Since I recently received my very first real-life, official, honest-to-god blurb request, I’ve been thinking a lot about it. Working on it has been a bit of a revelation–it’s a challenge, and a responsibility, and an honor, and lord help me it is HARD to do. So, naturally, I consulted the intertubes and found an interesting article on the topic by Chuck Wendig (with a number of amusing faux blurb examples, including the ever-useful “Better than Cats!”). Just as interesting were the comments, from writers and readers alike, exhibiting a range of opinions on blurbs and their usefulness, or lack thereof.
The upshot is, I’m trying to craft something that’s enticing, that is specific to the story at hand rather than generic. I also keep reminding myself that I’m not writing a review…which is what I’m more used to doing…
In the process of my neurotic googling over the past few days, I also ran across this article in the New York Times on self-doubt and its pernicious ability to cripple writerly creativity.
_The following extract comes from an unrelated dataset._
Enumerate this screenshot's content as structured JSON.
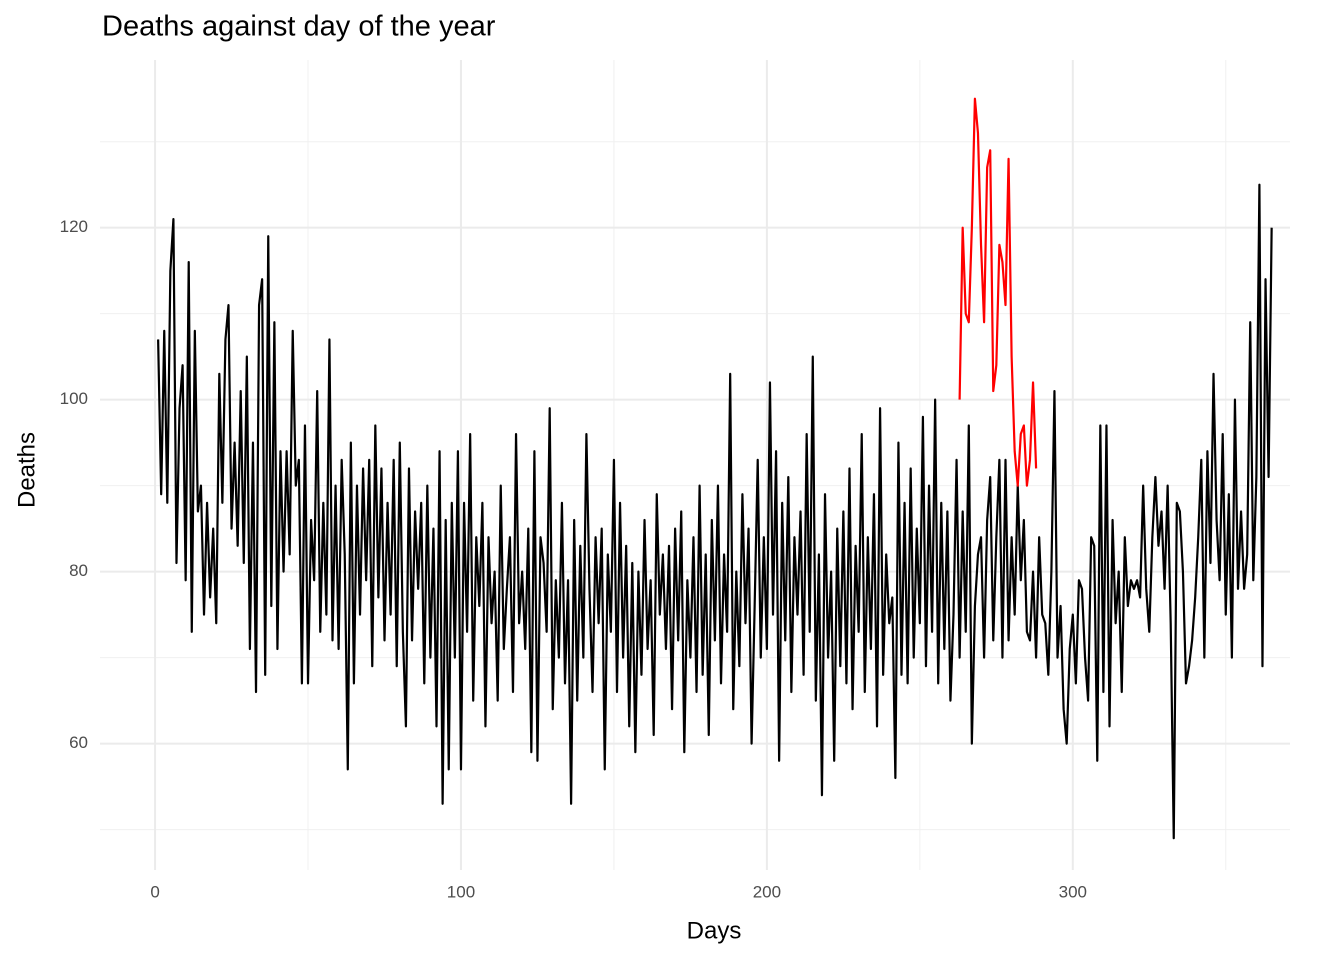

We writers have a unique relationship to our inner critics–as the article’s author points out, “the problem with my inner critic is that it’s inseparable from my outer critic, which is the means by which I earn a fair proportion of what for rhetorical purposes I will call ‘my living.'” We are forever faced with the dilemma of having to compartmentalize our capacity for self-criticism, harness it for productive purposes when it’s expedient and necessary, and ignoring it when we need to. I’m still struggling with that dilemma, myself, but it is reassuring, sort of, to remind myself it’s all a part of the writer’s process.
National Poetry Month continues with the Poetically Speaking series over on Miss Print–today’s post features fellow YA author Justina Chen interviewing poets Janet S. Wong and Sylvia Vardell about their poetry anthologies. Go forth and be poetic!